А в шестнадцатом году, летом, в одну из ветреных ночей, через два дома от Басыгина вспыхнул пожар. Степан Романович и жена его успели только выскочить на улицу в одном нижнем белье да спасти свою дочь. Все их добро, сколоченное с таким трудом, а главное — все картины погибли в огне. Остался он сам-четверт, включая сюда и Задора, наг и бос, без копейки денег, с ограбленной душой. Все, чем жил он, окрыляясь надеждами на лучшее будущее, вдруг разом рухнуло. Художник отлично сознавал, что не может уже больше повторить тех произведений, которые когда-то возникали в извилинах его мозга: другие будут настроения. Значит, надежда на Москву для него провалилась. Гудел набат, гремели пожарные повозки, с криками и воплями шарахались по улицам люди. Весь город находился в страшном смятении. Даже Задор, находившийся у ног своего хозяина, почуял грозную силу огня, протяжно завыл. А сам художник стоял неподвижно, с глазами безумца смотрел на бушующие взмахи пламени, рыжими лохматыми лапами раздирающие его дом. Наконец здание с треском рухнуло, разбрызгалось золотыми искрами. И художнику казалось, что не картины, а душа его корчится в пожаре, превращаясь в пепел. Все это было настолько неожиданно, как будто ему предательски всадили нож между плеч. Он закружился раненым зверем, бессвязно выкрикивая:

— Нет больше художника Басыгина! Осталась только чепуха!

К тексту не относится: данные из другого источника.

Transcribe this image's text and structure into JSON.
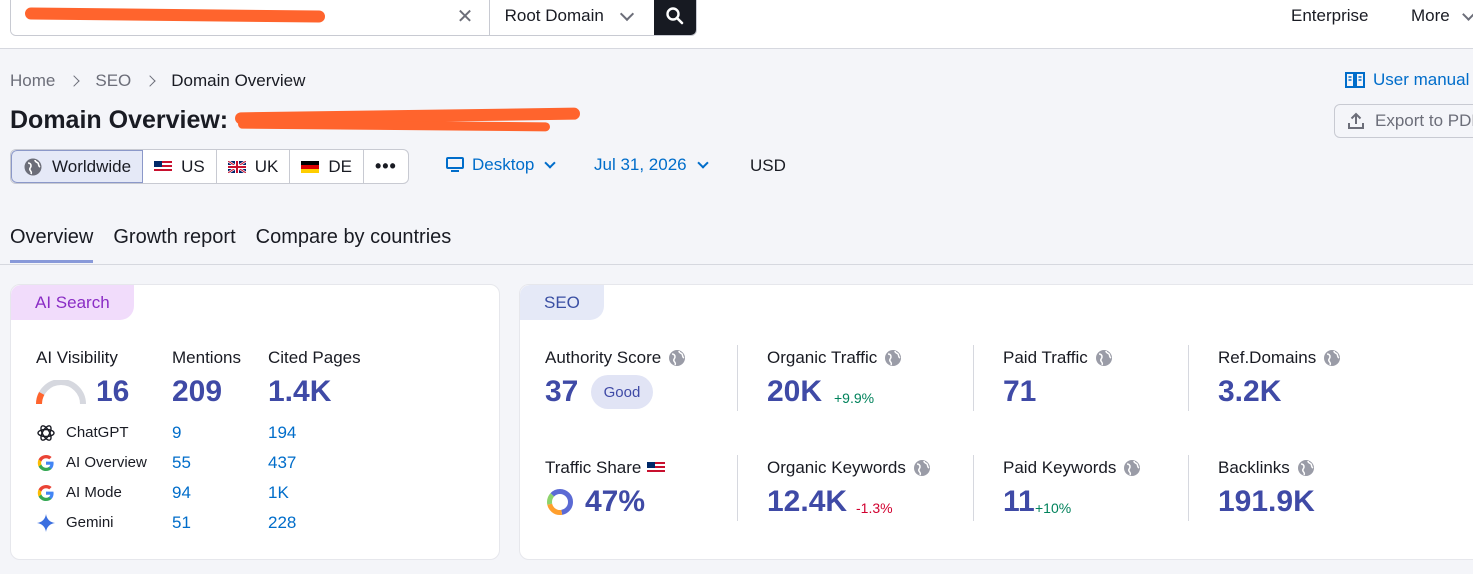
{
  "topbar": {
    "search_value": "",
    "scope": "Root Domain",
    "links": [
      "Enterprise",
      "More"
    ]
  },
  "breadcrumb": [
    "Home",
    "SEO",
    "Domain Overview"
  ],
  "page_title": "Domain Overview:",
  "header_actions": {
    "user_manual": "User manual",
    "export": "Export to PDF"
  },
  "countries": [
    {
      "label": "Worldwide",
      "icon": "globe-icon",
      "active": true
    },
    {
      "label": "US",
      "icon": "flag-us-icon"
    },
    {
      "label": "UK",
      "icon": "flag-uk-icon"
    },
    {
      "label": "DE",
      "icon": "flag-de-icon"
    },
    {
      "label": "•••",
      "icon": "more-icon"
    }
  ],
  "filters": {
    "device": "Desktop",
    "date": "Jul 31, 2026",
    "currency": "USD"
  },
  "tabs": [
    "Overview",
    "Growth report",
    "Compare by countries"
  ],
  "ai_search": {
    "tag": "AI Search",
    "headers": [
      "AI Visibility",
      "Mentions",
      "Cited Pages"
    ],
    "visibility": "16",
    "visibility_gauge": 0.16,
    "mentions": "209",
    "cited": "1.4K",
    "rows": [
      {
        "name": "ChatGPT",
        "icon": "chatgpt-icon",
        "mentions": "9",
        "cited": "194"
      },
      {
        "name": "AI Overview",
        "icon": "google-icon",
        "mentions": "55",
        "cited": "437"
      },
      {
        "name": "AI Mode",
        "icon": "google-icon",
        "mentions": "94",
        "cited": "1K"
      },
      {
        "name": "Gemini",
        "icon": "gemini-icon",
        "mentions": "51",
        "cited": "228"
      }
    ]
  },
  "seo": {
    "tag": "SEO",
    "authority": {
      "label": "Authority Score",
      "value": "37",
      "badge": "Good"
    },
    "organic_traffic": {
      "label": "Organic Traffic",
      "value": "20K",
      "delta": "+9.9%"
    },
    "paid_traffic": {
      "label": "Paid Traffic",
      "value": "71"
    },
    "ref_domains": {
      "label": "Ref.Domains",
      "value": "3.2K"
    },
    "traffic_share": {
      "label": "Traffic Share",
      "value": "47%"
    },
    "organic_keywords": {
      "label": "Organic Keywords",
      "value": "12.4K",
      "delta": "-1.3%"
    },
    "paid_keywords": {
      "label": "Paid Keywords",
      "value": "11",
      "delta": "+10%"
    },
    "backlinks": {
      "label": "Backlinks",
      "value": "191.9K"
    }
  },
  "colors": {
    "accent": "#3f4aa6",
    "link": "#006dca",
    "positive": "#00825b",
    "negative": "#d1002f",
    "redaction": "#ff642d"
  }
}
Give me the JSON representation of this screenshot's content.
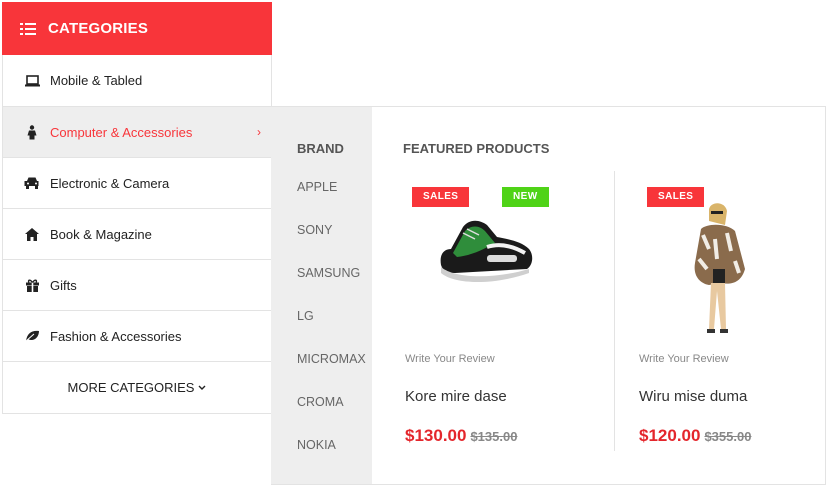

Ноги его подкосились. Он уселся на землю и, опустив голову, безнадежно застонал.

Через несколько дней, при помощи знакомых, Басыгин попал в Москву, но не с художественными полотнами, а с изувеченной душой. Около месяца ему пришлось пролежать в психиатрической больнице. А когда вернулся в свой родной город, его трудно было узнать — осунулся, поблек.

У него был родной дядя по отцовской линии — Трифон Лаврентьевич Басыгин, проживающий в другом городе. Он имел собственную пимокатную фабрику, приносившую ему хорошие доходы. Был скуп и расчетлив, с патриархальными взглядами на жизнь. Но, несмотря на это, материально он помогал Степану Романовичу, когда тот находился в учении. Дядя чрезвычайно гордился, что племянник его попал в Художественную академию. И каждый раз, делая перевод на небольшую сумму, строго наказывал в письме: «Учись изо всей мочи, чтобы деньги не пропадали даром. А потом нарисуешь мой портрет».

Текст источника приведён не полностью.